Родилка, что ли, рядом? Ну, близнецы, значит, у кого-то родились. Тоже мне событие. Это что, причина операционного больного без всякой помощи бросать?
Такое чувство, что от шума в коридоре еще сильней тошнит. Я глаза закрыл и борюсь изо всех сил. А рвота уже к горлу подступает, хотя в желудке со вчерашнего дня пусто.
И тут слышу на фоне криков, кто-то меня тихо зовет:
– Мишенька!
Открыл глаза – Татьяна надо мной наклонилась. Ну и не удержался, меня прорвало. Прямо чуть ей не в физиономию. Называется, встретил.
Если б не она, мог бы и задохнуться без помощи – подняться-то, повернуться не в состоянии. А Таня привычная, голову мне моментально повернула, тряпку какую-то подсунула, и скоро прошло. Она тряпку убрала, рот и грудь мне вытерла, обняла меня за плечи и подушку подпихнула, чтоб я лежал повыше.
– Легче теперь? – спрашивает.
– Все в порядке, – бормочу. – Чего это так кричат?

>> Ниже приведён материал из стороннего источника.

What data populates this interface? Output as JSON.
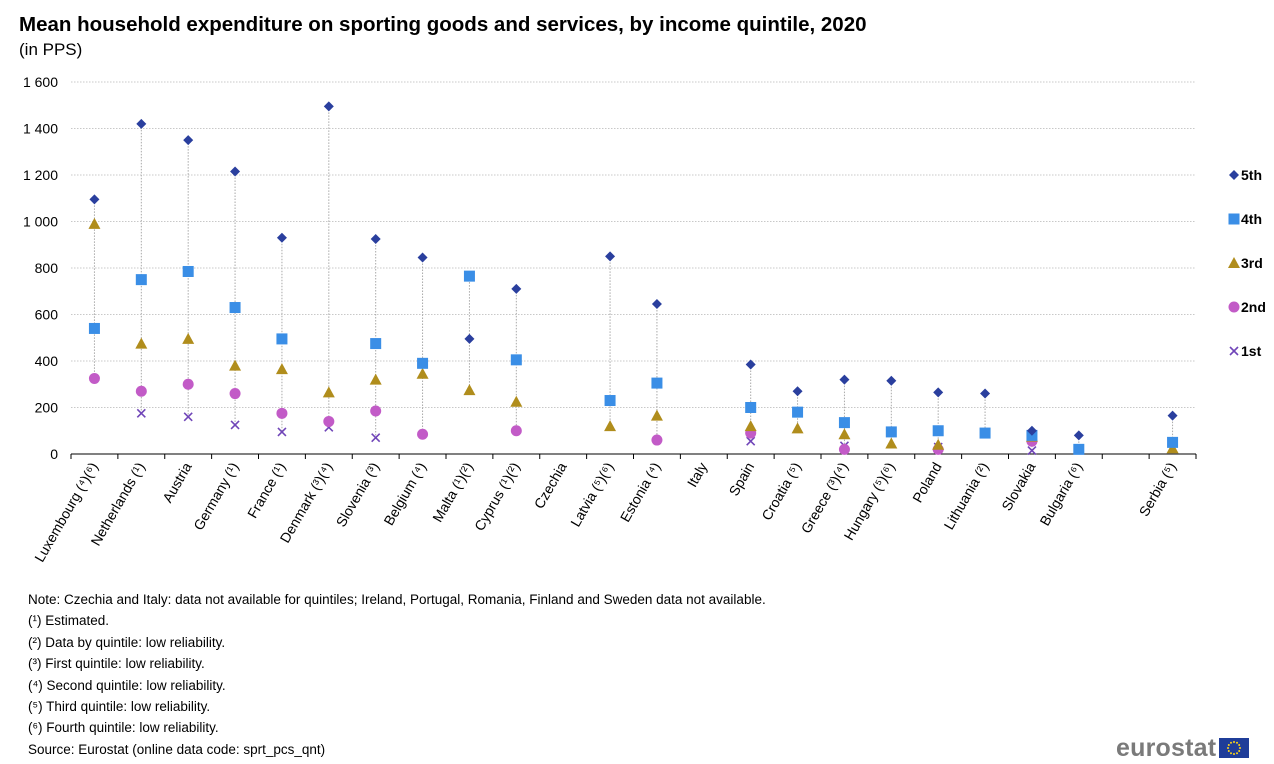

– Там телевизор в коридоре, в Америке теракт, не обращай внимания. Лежи тихо, а то опять затошнит.
Мне в этот момент не до терактов было, тем более американских. Тошнота меньше, но боль разгорается с каждой минутой, а главное, Татьяна. Столько обдумывал, заготовил все слова, чтоб ей сказать, и такая некрасивая встреча. Но простит больному, а теперь надо все эти недоразумения между нами сразу ликвидировать.
– Какая ты, – говорю, – у меня, Танечка, интерес ная.

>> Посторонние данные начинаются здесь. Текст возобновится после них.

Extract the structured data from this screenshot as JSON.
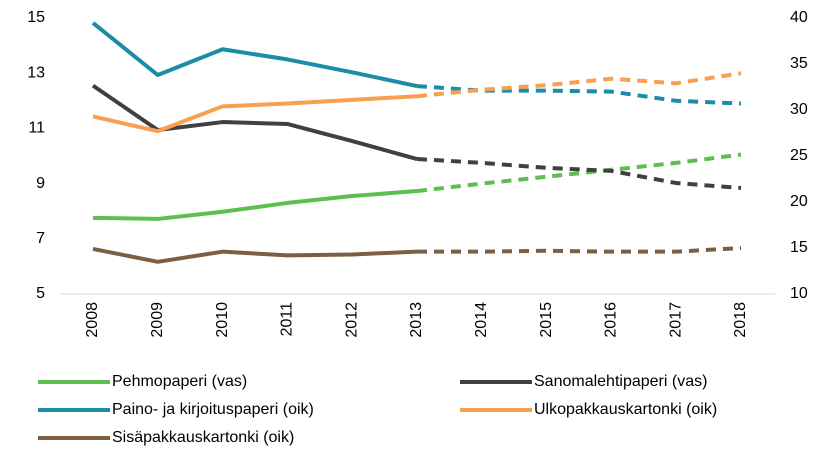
{
  "chart_data": {
    "type": "line",
    "categories": [
      "2008",
      "2009",
      "2010",
      "2011",
      "2012",
      "2013",
      "2014",
      "2015",
      "2016",
      "2017",
      "2018"
    ],
    "dashed_from": "2013",
    "ylim": [
      5,
      15
    ],
    "yticks": [
      5,
      7,
      9,
      11,
      13,
      15
    ],
    "y2lim": [
      10,
      40
    ],
    "y2ticks": [
      10,
      15,
      20,
      25,
      30,
      35,
      40
    ],
    "series": [
      {
        "name": "Pehmopaperi (vas)",
        "color": "#5cbf4f",
        "values": [
          7.76,
          7.72,
          7.98,
          8.3,
          8.55,
          8.73,
          9.0,
          9.25,
          9.5,
          9.75,
          10.05
        ]
      },
      {
        "name": "Sanomalehtipaperi (vas)",
        "color": "#404040",
        "values": [
          12.55,
          10.94,
          11.23,
          11.16,
          10.54,
          9.89,
          9.75,
          9.57,
          9.46,
          9.02,
          8.84
        ]
      },
      {
        "name": "Paino- ja kirjoituspaperi (oik)",
        "color": "#1c8ca7",
        "axis": "y2",
        "values": [
          39.46,
          33.8,
          36.6,
          35.5,
          34.1,
          32.6,
          32.1,
          32.1,
          32.0,
          31.0,
          30.7
        ]
      },
      {
        "name": "Ulkopakkauskartonki (oik)",
        "color": "#f7a04f",
        "axis": "y2",
        "values": [
          29.3,
          27.7,
          30.4,
          30.7,
          31.1,
          31.5,
          32.2,
          32.7,
          33.4,
          32.9,
          34.0
        ]
      },
      {
        "name": "Sisäpakkauskartonki (oik)",
        "color": "#7a5f43",
        "axis": "y2",
        "values": [
          14.9,
          13.5,
          14.6,
          14.2,
          14.3,
          14.6,
          14.6,
          14.7,
          14.6,
          14.6,
          15.0
        ]
      }
    ]
  }
}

Усмехнулась, слава Богу, а то очень уж серьезная была.
– Чего ты такого интересного вдруг нашел.
– Очень интересная как женщина.
– А…
– И я тебе сейчас, под действием химического влияния, говорю откровенно, чего раньше не собрался: я тебя всегда очень высоко ценил!
Молчит, брови свела домиком и отводит глаза.